How about george flanagin as the phrase? First, source the anagram.bash
file, and you will then be able to just type anagram
to run the program. The
output will appear on the screen, which is not always useful if there are a lot
of anagrams to your phrase.
Here is what the output looks like when we route the anagrams to gkf.txt
.
anagram -d words -m 3 georgeflanagin > gkf.txt
--cpu-time 60 --dictionary words --min-len 3 --nice 7 --phrase georgeflanagin --verbose 35 --zap False
0.857 : 262144
1.496 : 524288
2.031 : 786432
2.42user 0.03system 0:02.46elapsed 99%CPU (0avgtext+0avgdata 110416maxresident)k
0inputs+6968outputs (0major+24128minor)pagefaults 0swaps
In the gkf.txt
file, the most interesting anagram to me is long fearing age
,
and at the bottom of the file we see the "stats:"
Tree had 194092 paths.
Tree had 39147 distinct paths.
tries=803821 deadends=414962
The apparent speed is mainly due to running the program on a reasonably
fast CPU. The big number, 803821
, is the number of edges in the
exhaustive graph. 414962
is the number of edges whose leaves are
a value (combination of letters) that do not spell a word in the dictionary.

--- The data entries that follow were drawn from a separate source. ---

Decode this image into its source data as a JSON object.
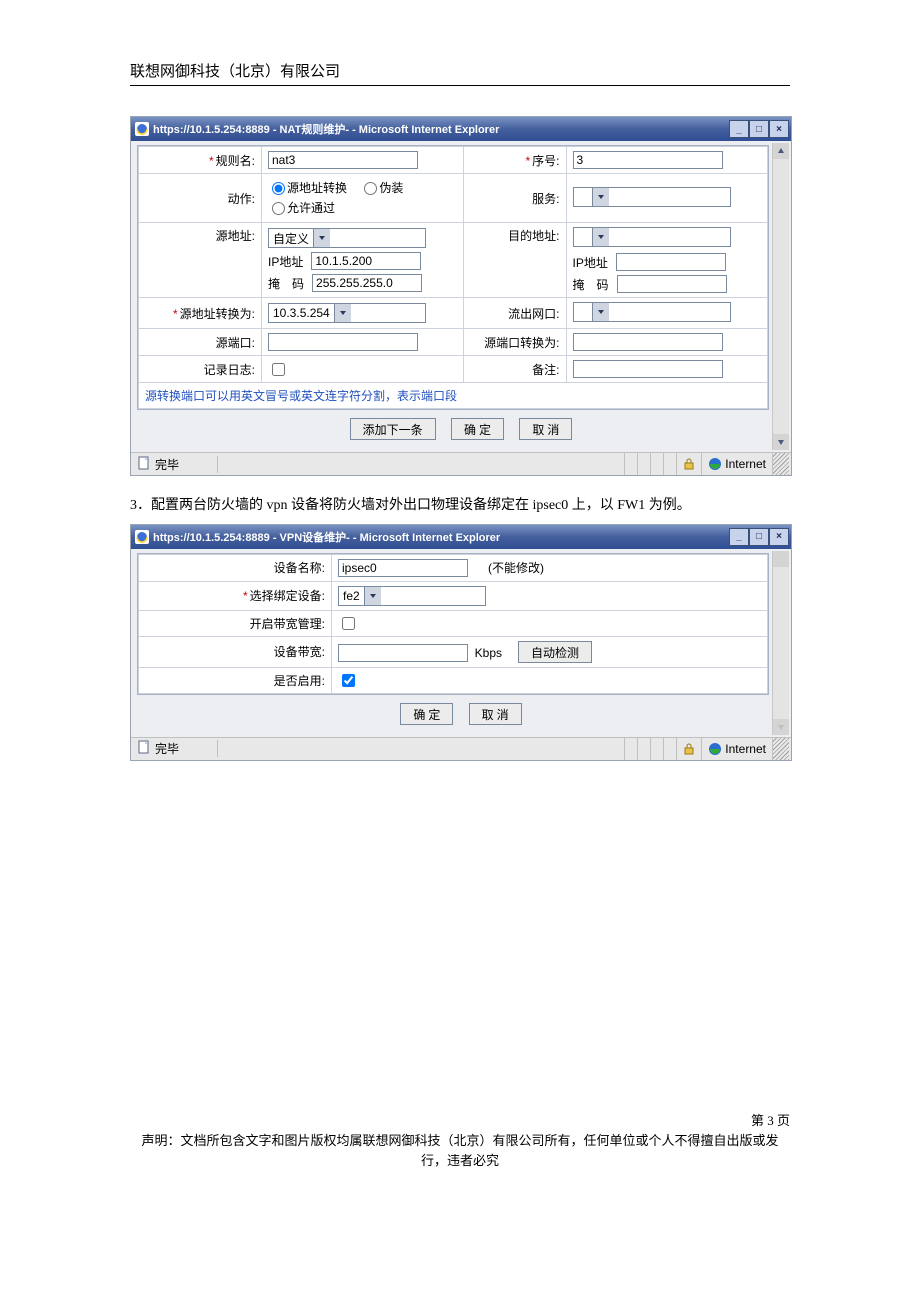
{
  "doc": {
    "company": "联想网御科技（北京）有限公司",
    "section3": "3．配置两台防火墙的 vpn 设备将防火墙对外出口物理设备绑定在 ipsec0 上，以 FW1 为例。",
    "page_num": "第 3 页",
    "disclaimer": "声明：文档所包含文字和图片版权均属联想网御科技（北京）有限公司所有，任何单位或个人不得擅自出版或发行，违者必究"
  },
  "win1": {
    "title": "https://10.1.5.254:8889 - NAT规则维护- - Microsoft Internet Explorer",
    "labels": {
      "rule_name": "规则名:",
      "seq": "序号:",
      "action": "动作:",
      "service": "服务:",
      "src_addr": "源地址:",
      "dst_addr": "目的地址:",
      "ip_addr": "IP地址",
      "mask": "掩　码",
      "snat_as": "源地址转换为:",
      "out_if": "流出网口:",
      "src_port": "源端口:",
      "src_port_xlate": "源端口转换为:",
      "log": "记录日志:",
      "remark": "备注:"
    },
    "radio": {
      "snat": "源地址转换",
      "masq": "伪装",
      "pass": "允许通过"
    },
    "values": {
      "rule_name": "nat3",
      "seq": "3",
      "src_combo": "自定义",
      "src_ip": "10.1.5.200",
      "src_mask": "255.255.255.0",
      "snat_combo": "10.3.5.254",
      "dst_combo": "",
      "service_combo": "",
      "out_if_combo": "",
      "dst_ip": "",
      "dst_mask": "",
      "src_port": "",
      "src_port_xlate": "",
      "remark": ""
    },
    "hint": "源转换端口可以用英文冒号或英文连字符分割，表示端口段",
    "buttons": {
      "add_next": "添加下一条",
      "ok": "确 定",
      "cancel": "取 消"
    },
    "status": {
      "done": "完毕",
      "zone": "Internet"
    }
  },
  "win2": {
    "title": "https://10.1.5.254:8889 - VPN设备维护- - Microsoft Internet Explorer",
    "labels": {
      "dev_name": "设备名称:",
      "bind_dev": "选择绑定设备:",
      "bw_mgmt": "开启带宽管理:",
      "bw": "设备带宽:",
      "enable": "是否启用:"
    },
    "values": {
      "dev_name": "ipsec0",
      "dev_name_note": "(不能修改)",
      "bind_combo": "fe2",
      "bw": "",
      "bw_unit": "Kbps"
    },
    "buttons": {
      "auto_detect": "自动检测",
      "ok": "确 定",
      "cancel": "取 消"
    },
    "status": {
      "done": "完毕",
      "zone": "Internet"
    }
  }
}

After the removing the dead-end edges, there were 194092
paths (NOTE: a path
consists of at least one edge, but generally more.) from the root to a valid
leaf.
Of course, many are duplicates: long -> fearing -> age is the same as
age -> long -> fearing. After removing the duplicates,
there were only 39147
anagrams of the original phrase.
You will notice in the output that the results are written this way, one anagram per line.

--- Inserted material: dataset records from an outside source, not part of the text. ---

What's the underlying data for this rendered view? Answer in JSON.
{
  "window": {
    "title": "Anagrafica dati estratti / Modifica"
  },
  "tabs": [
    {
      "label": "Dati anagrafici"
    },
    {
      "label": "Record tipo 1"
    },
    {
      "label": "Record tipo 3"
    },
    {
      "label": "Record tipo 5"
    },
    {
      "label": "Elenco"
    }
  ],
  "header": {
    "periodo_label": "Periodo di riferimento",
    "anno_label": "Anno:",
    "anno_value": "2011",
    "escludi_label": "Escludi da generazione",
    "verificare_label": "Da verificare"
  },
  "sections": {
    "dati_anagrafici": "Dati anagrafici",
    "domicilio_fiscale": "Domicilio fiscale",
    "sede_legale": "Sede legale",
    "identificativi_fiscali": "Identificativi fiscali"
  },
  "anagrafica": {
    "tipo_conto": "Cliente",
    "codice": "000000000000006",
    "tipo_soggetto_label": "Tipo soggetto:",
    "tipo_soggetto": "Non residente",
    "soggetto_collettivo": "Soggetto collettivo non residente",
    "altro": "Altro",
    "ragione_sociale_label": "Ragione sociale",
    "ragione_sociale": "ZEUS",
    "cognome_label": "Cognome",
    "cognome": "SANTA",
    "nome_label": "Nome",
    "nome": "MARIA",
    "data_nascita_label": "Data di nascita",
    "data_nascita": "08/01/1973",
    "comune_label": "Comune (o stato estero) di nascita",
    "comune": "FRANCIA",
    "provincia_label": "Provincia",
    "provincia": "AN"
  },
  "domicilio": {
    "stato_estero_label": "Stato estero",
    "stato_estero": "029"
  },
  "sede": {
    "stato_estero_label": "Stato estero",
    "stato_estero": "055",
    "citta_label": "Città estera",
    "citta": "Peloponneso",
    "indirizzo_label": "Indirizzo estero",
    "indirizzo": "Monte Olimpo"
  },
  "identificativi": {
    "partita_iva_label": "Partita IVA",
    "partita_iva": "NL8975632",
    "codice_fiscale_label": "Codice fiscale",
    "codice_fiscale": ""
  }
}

(('fragile',), ('gag',), ('enon', 'neon', 'none'))
Many small groups of characters spell more than one word, such
as ('enon', 'neon', 'none')
, and this allows for a more
compact representation than something like:
('fragile', 'gag', 'enon')
('fragile', 'gag', 'neon')
('fragile', 'gag', 'none')
There are no string operations in the code; it is all integer math.
The assumption in dictbuilder.py
is that the input is a file of words, white
space delimited. You type in something like:
python3 dictbuilder.py [-b] -i /path/to/your/file nameyouwanttouse
The result will be a file named nameyouwanttouse.numbers
that you can
reference in your calculation as nameyouwanttouse
. If you use the -b
option, the dictionary will ignore the prebuilt lists of 3, 4, and 5 letter
words, and use what's in the dictionary.
This is why God gave you the ability to fork the repo. The dictionaries are
built and read entirely within the file dictbuilder.py
, so you can change
this. There are only about 100 lines of code that do the work.
OK, first I have heard worse and I have committed much bigger sins. Recently. My best professional friend once described my programming as "entirely adequate." A written performance review once included the words "the only thing George knows how to do is write a compiler." Both statements are probably correct.
If it bothers you, you can experiment with AutoPEP8. It is excellent.